Zaduszki, 2 listopada 2025r. W niedzielne popołudnie, a może lepiej powiedzieć już wczesnym wieczorem Jagiellonia podejmie przy Słonecznej zespół Rakowa Częstochowa w ramach 14. kolejki ekstraklasy.
Klub z Częstochowy powstał w 1921 roku jako "Rakovia" i kilkakrotnie zmieniał nazwy, a przez wiele lat nosił miano RKS (Robotniczy Klub Sportowy). Od początku istnienia związany z hutą Hegenscheidt – jedną z największych firm przemysłowych w regionie. W okresie międzywojennym Raków rywalizował na szczeblu okręgowym, a zawodnikami byli w głównej mierze pracownicy huty. Po II wojnie światowej klub został reaktywowany i stopniowo wspinał się w hierarchii ligowej, jednak przez wiele dekad był uznawany za klub regionalny. Do lat 70. XX wieku Raków grał głównie w III i II lidze, choć okazjonalnie awansował do wyższych klas rozgrywkowych. Mimo braku sukcesów, klub zawsze cieszył się dużym wsparciem kibiców z dzielnicy Raków i całej Częstochowy. Przełom w historii Rakowa Częstochowa nastąpił po 2016 roku, kiedy to klub awansował do I ligi, a następnie rozpoczął budowanie drużyny, która w ciągu kilku sezonów awansowała na szczyt piłkarskiej Polskę. Awans do Ekstraklasy w sezonie 2018/2019 był symbolicznym wejściem do krajowej elity po latach pracy u podstaw. W 2014 roku Raków przejął Michał Świerczewski, właściciel firmy x-kom. Postawiono na długofalowy rozwój. Przełomowym był sezon 2020/2021, kiedy to Raków zdobył Puchar Polski, pokonując Arkę Gdynia 2:1, oraz zakończył sezon jako wicemistrz Polski. Rok później powtórzył ten sukces, a w sezonie 2022/2023 sięgnął po historyczne, pierwsze w swojej historii mistrzostwo Polski.
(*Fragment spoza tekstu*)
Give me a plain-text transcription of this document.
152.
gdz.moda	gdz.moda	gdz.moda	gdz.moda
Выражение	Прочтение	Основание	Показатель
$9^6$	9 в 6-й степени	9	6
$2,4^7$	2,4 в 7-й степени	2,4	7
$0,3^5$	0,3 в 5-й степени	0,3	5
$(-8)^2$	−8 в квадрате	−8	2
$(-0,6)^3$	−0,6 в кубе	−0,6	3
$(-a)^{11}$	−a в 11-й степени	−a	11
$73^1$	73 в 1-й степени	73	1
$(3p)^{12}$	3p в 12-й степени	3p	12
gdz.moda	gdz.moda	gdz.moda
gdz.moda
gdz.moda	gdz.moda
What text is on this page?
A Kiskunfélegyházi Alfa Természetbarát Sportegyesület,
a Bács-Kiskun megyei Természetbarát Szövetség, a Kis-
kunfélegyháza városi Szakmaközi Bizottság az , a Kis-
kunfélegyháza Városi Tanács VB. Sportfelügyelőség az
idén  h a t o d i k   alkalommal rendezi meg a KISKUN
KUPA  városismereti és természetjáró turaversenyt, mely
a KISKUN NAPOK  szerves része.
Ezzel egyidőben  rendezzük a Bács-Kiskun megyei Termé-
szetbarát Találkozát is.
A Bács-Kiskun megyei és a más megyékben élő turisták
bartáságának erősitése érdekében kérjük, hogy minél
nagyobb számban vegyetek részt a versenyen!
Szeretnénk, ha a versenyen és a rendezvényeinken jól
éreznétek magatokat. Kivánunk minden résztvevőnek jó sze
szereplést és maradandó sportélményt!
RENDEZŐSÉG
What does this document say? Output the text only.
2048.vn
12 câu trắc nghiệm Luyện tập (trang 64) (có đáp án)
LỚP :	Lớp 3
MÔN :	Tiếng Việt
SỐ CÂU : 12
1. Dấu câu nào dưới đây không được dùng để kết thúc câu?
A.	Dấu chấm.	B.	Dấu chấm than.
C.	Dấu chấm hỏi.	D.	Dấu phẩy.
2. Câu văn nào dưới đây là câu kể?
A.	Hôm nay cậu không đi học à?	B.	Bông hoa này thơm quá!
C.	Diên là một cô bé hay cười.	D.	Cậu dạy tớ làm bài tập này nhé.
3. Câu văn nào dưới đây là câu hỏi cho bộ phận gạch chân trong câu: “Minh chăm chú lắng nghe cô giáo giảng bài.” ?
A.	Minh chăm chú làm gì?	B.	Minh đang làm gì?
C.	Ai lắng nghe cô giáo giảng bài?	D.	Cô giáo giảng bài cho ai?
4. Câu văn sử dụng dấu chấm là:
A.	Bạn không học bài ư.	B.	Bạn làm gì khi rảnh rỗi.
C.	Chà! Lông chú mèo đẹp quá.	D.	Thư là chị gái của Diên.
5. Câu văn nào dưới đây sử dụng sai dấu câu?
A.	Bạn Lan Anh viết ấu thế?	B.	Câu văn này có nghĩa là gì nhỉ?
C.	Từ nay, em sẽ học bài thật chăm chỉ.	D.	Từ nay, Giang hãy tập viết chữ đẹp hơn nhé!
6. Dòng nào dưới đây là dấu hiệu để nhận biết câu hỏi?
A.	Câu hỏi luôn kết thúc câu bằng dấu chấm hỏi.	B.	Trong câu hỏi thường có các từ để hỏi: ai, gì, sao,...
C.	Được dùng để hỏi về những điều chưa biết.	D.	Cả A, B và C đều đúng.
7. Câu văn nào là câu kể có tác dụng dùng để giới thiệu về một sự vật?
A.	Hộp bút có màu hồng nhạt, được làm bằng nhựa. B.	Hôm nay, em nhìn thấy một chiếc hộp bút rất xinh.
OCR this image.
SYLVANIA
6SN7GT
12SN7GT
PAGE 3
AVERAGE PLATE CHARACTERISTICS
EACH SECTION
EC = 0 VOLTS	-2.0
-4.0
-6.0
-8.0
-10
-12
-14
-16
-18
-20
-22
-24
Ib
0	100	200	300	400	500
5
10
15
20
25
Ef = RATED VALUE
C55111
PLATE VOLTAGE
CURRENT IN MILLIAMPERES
Do te pory oba zespoły mierzyły się ze sobą 14 razy, dwa razy w rozgrywkach Pucharu Polski oraz dwanaście razy w ekstraklasie. 5 razy wygrywała Jaga, sześciokrotnie lepsze były Medaliki, a trzykrotnie mieliśmy remis. W poprzednim sezonie w Częstochowie wygrała Jaga, a w Białymstoku mieliśmy dwubramkowy remis.
W minionym tygodniu oba zespoły awansowały do 1/8 rozgrywek Pucharu Polski. Jaga w Legnicy pokonała miejscową Miedź 3:2, a Raków w Częstochowie bez problemów pokonał 3:0 Cracovię.
Podopieczni Marka Papszuna aktualnie zajmują 8 miejsce w tabeli z dorobkiem 17 punktów. Mimo tego w ostatnich czterech meczach jutrzejsi goście punktują dobrze, a co za tym idzie możemy spodziewać się dobrego meczu z solidną drużyną. Aktualne miejsce w tabeli to nie jest szczyt marzeń klubu z Częstochowy, szczególnie patrząc na transfery jakich dokonali przed obecnym sezonem. Jednym z nich była wymiana na linii obu zespołów. Do Częstochowy przeniósł się Fadiga, gdzie regularnie trafia bromki, a do Białegostoku trafił Dawid Drachal, o którego mocno zabiegał Łukasz Masłowski. W najbliższym spotkaniu nie zobaczymy wśród gości dobrze znanego w Białymstoku Frana Tudora, który opuścił ostatni mecz z kontuzją. Do zdrowia wraca również Sławomir Abramowicz i zapewne naszego bramkarza również nie zobaczymy w niedzielnym spotkaniu.
Jaki to będzie mecz? Możemy spodziewać się od początku meczu naporu naszego zespołu przejęcia inicjatywy i jak najszybszym strzeleniu gola. Czy to się uda? Jak się potoczy mecz? Zobaczymy, ale wierzymy, że zwycięstwo i dobra passa po stronie Jagiellonii będzie trwać.